Faut-il créer un venv pour le moindre script ?
Non, et c'est probablement la seule chose sur laquelle j'ose avoir un avis tranché. Pour un script de trois lignes qui manipule une chaîne de caractères ou affiche un résultat, créer un environnement virtuel ajoute une couche de complexité sans rien apporter en échange : on se retrouve à se demander si un bug vient du code ou d'une activation mal faite, pour un script qui n'utilise même pas de module externe.
Ma règle, avec le peu d'expérience que j'ai : dès qu'un script a besoin d'un module qui ne fait pas partie de python de base, comme pandas ou requests, l'environnement virtuel devient utile. En dessous de ça, autant garder les choses simples et se concentrer sur le code lui-même.
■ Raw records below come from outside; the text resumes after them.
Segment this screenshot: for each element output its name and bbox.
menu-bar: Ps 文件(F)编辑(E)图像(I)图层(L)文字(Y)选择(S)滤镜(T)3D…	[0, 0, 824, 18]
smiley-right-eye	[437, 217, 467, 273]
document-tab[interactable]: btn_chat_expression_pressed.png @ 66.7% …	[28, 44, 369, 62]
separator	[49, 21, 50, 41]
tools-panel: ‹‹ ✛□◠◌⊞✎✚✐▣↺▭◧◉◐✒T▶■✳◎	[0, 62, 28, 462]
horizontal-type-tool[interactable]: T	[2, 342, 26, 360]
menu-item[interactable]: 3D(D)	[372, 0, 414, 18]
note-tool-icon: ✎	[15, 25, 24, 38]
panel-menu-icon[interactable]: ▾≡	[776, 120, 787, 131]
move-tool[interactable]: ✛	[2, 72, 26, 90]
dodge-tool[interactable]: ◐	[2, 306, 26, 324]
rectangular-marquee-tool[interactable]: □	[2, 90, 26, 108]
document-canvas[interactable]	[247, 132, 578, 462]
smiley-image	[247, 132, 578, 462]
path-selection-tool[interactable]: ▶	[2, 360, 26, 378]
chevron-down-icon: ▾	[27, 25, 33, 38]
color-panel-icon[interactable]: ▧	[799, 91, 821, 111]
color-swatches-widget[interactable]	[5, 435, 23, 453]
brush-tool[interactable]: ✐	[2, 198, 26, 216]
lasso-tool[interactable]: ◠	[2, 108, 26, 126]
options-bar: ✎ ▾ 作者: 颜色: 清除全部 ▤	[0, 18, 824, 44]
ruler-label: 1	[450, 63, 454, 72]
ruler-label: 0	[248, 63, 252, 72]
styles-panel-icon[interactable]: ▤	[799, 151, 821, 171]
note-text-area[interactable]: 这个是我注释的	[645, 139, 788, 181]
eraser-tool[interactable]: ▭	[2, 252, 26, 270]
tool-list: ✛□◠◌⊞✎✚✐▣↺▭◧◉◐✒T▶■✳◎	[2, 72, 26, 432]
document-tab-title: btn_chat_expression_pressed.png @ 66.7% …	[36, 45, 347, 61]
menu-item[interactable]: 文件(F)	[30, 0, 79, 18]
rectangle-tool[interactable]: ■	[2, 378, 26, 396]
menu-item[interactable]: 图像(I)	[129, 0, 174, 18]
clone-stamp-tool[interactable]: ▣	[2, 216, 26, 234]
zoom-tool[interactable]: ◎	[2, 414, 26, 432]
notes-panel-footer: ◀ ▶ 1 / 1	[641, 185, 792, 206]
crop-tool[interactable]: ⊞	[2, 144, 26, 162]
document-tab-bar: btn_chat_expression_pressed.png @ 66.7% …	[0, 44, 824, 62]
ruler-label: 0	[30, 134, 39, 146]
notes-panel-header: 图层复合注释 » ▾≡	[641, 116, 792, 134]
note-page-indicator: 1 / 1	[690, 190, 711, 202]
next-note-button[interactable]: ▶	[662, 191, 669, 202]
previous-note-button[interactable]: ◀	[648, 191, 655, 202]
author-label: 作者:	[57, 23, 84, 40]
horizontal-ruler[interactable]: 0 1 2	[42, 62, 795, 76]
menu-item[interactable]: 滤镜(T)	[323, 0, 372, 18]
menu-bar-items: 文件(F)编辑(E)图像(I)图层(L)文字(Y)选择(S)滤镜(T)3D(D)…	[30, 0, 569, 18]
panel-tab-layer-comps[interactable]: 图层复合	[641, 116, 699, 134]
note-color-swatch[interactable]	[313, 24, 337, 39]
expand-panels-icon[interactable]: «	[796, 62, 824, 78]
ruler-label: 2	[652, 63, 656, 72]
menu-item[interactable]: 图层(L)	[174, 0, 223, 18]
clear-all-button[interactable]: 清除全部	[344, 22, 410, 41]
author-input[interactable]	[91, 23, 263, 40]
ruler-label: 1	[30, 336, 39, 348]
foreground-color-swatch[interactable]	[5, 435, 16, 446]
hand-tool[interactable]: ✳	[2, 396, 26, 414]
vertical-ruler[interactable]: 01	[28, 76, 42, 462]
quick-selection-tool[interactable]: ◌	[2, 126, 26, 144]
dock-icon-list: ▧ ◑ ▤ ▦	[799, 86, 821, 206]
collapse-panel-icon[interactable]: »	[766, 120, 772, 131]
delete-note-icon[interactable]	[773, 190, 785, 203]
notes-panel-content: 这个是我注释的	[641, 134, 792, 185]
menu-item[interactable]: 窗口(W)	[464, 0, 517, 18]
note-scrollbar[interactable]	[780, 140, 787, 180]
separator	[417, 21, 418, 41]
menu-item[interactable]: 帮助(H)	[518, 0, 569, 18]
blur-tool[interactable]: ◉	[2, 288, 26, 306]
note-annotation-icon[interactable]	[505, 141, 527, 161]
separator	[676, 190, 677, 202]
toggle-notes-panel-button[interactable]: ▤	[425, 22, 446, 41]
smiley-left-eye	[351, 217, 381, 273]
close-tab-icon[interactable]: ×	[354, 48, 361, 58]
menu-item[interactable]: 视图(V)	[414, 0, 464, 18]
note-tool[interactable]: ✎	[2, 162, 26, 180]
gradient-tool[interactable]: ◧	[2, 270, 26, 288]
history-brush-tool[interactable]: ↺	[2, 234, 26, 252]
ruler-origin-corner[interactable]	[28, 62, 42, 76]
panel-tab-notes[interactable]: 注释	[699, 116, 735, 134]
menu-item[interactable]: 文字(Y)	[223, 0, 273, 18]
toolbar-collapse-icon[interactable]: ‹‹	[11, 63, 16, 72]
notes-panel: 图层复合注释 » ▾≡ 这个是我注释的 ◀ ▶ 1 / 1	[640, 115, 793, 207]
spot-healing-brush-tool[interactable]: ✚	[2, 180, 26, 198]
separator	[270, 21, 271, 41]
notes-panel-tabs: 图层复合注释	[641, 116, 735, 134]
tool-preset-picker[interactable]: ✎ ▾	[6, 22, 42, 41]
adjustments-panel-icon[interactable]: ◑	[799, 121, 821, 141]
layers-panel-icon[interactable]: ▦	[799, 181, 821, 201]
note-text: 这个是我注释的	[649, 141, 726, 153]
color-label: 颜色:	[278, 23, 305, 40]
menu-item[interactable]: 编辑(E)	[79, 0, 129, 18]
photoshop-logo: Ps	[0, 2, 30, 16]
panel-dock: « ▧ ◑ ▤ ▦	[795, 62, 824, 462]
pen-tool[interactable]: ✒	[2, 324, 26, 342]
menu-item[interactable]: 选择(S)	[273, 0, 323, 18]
Ce que je continue à tester à l'intérieur de ma bulle, pour organiser mon code
À l'intérieur de cet espace protégé, je continue à m'entraîner sur les bases : une variable qui change de valeur d'une ligne à l'autre, une boucle for qui tourne sans planter, une condition if / else qui prend la bonne décision, une liste qu'on trie ou qu'on parcourt, un dictionnaire pour associer un ingrédient à sa quantité, une chaîne de caractères qu'on découpe dans tous les sens, et de temps en temps un vrai bloc try / except quand je sais d'avance qu'un script risque de planter. Même les erreurs d'indentation, qui me faisaient hurler au début, deviennent plus faciles à repérer quand l'environnement autour est propre et qu'on peut écarter d'autres pistes.
Apprendre à créer des fonctions python pour arrêter de copier-coller et laisser un input() attendre patiemment que je tape quelque chose complètent la liste des habitudes que je garde d'un projet à l'autre, maintenant que chacun a sa propre bulle pour les accueillir sans se marcher dessus.
L'autre jour, une collègue m'a demandé de l'aide sur une formule Excel qui refusait de donner le bon résultat, et je me suis surprise à lui expliquer la logique comme s'il s'agissait d'une ligne de code, une condition ici, sinon ça part là. Ma voisine, elle, part courir en trail dans la Chaîne des Puys presque tous les week-ends, et je l'envie un peu, même si mes petites victoires à moi tiennent plus du terminal que du sentier.
Le radiateur qui se relance quelque part vers 22 h est en général mon signal pour refermer l'ordinateur, parfois en plein milieu d'un test, parfois après une petite marche aux Halles Saint-Joseph pour se vider la tête avant de reprendre. Je ne sais toujours pas si je crée trop d'environnements virtuels ou pas assez, et je ne suis pas certaine qu'il y ait une bonne réponse à cette question-là.